Außergerichtliche Kosten sind auch für das Berufungsverfahren nicht zu erstatten.

Tatbestand:

Zwischen den Beteiligten sind die Rechtmäßigkeit der Aufhebung eines Widerspruchsbescheids und die Bewilligung von Leistungen hinsichtlich der Arbeitsaufnahme des Klägers bei der Firma R. im Streit.

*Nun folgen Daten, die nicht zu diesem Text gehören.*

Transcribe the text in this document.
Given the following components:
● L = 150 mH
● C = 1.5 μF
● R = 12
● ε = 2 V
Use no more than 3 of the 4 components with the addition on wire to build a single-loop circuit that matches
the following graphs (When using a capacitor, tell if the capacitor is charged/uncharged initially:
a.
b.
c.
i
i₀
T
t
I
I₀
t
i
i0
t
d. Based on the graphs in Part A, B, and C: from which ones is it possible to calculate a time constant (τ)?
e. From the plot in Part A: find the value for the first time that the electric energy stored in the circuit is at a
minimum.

Der am 18.01.1975 geborene Kläger stand mit Unterbrechungen im langjährigen Bezug von Leistungen nach dem Dritten Buch Sozialgesetzbuch (SGB III). Er führte und führt deswegen vor dem Sozialgericht Karlsruhe (SG) und dem Landessozialgericht Baden-Württemberg zahlreiche Rechtsstreitigkeiten gegen die Beklagte.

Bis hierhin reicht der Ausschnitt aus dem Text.